Small unexpected events like these occur in a bell curve shape (called a normal distribution in statistics). Creating random numbers that conform to such a complex shape may seem like a duanting task, but it really isn't. Since our rnd() function already produces nicely uniform "unexpected" events, we don't need a statistics textbook formula to generate normally distributed random numbers. All we need to do is call rnd() a few times and take the average, simulating a normal distribution.

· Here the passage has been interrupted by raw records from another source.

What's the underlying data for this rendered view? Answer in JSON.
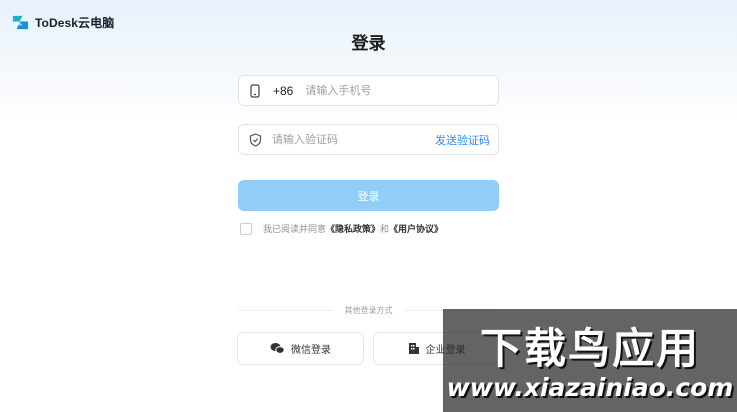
{
  "brand": {
    "name": "ToDesk云电脑",
    "logo_icon": "todesk-logo-icon"
  },
  "page": {
    "title": "登录"
  },
  "phone_field": {
    "country_code": "+86",
    "placeholder": "请输入手机号",
    "value": "",
    "icon": "phone-icon"
  },
  "code_field": {
    "placeholder": "请输入验证码",
    "value": "",
    "icon": "shield-icon",
    "send_label": "发送验证码"
  },
  "login_button": {
    "label": "登录"
  },
  "agreement": {
    "prefix": "我已阅读并同意",
    "privacy": "《隐私政策》",
    "and": "和",
    "terms": "《用户协议》",
    "checked": false
  },
  "other_login": {
    "label": "其他登录方式",
    "wechat": {
      "label": "微信登录",
      "icon": "wechat-icon"
    },
    "enterprise": {
      "label": "企业登录",
      "icon": "building-icon"
    }
  },
  "watermark": {
    "cn": "下载鸟应用",
    "en": "www.xiazainiao.com"
  },
  "colors": {
    "primary": "#2f8ef2",
    "button_disabled": "#91cdf7",
    "brand_teal": "#17b3c8"
  }
}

int normal_rnd( int max ) {
return (rnd( max ) + rnd( max ) + rnd( max ) + rnd( max ) +
rnd( max ) + rnd( max ) + rnd( max ) + rnd( max ) ) / 8;
}
Using normal_rnd() in the test function, we get values that are clustered at the mid-point between 1 and max:
for normal_rnd(), graph[1..10] is 0 0 4 26 37 23 10 0 0 0
Normal random numbers can be used to make a game more life-like, making enemy behaviour less erratic.
For numbers skewed toward the low end of the range, we can create a low_rnd() which favours numbers near 1.
int low_rnd( int max ) {
int candidate;
candidate = rnd( max );
if ( rnd( 2 ) == 1 )
return candidate;
else if ( max > 1 )
return low_rnd( max / 2 );
else
return 1;
}
In each recursion, low_rnd() splits the range in half, favoring the lower half of the range. By deducting a low random number from the top of the range, we could write a corresponding high_rnd() favoring numbers near the max:
int high_rnd( int max ) {
return max - low_rnd( max ) + 1;
}
The skewing is easily seen when using the test program:
for low_rnd(), graph[1..10] is 36 15 11 8 9 3 4 3 3 8
for high_rnd(), graph[1..10] is 4 5 8 5 4 10 6 10 14 34
Arbitrary branches in logic can be done with a odds() function.
int odds( int percent ) {
if ( percent <= 0 )
return 0;
else if ( percent > 100 )
return 1;
else if ( rnd( 100 ) <= percent )
return 1;
return 0;
}
This function is true the specified percentage of the time making it easy to incorporate into an if statement.
if ( odds( 50 ) )
printf( "The cave did not collapse!\n" )
else
printf( "Ouch! You are squashed beneath a mountain of boulders.\n" );
The standard C library rand() and random() functions provide a program with uniformly distributed random numbers. The sequence and precision can be controlled by other library functions and the distribution of numbers can be altered by simple functions. Random numbers can add unpredictability to a program and are, of course, the backbone to exciting play in computer games.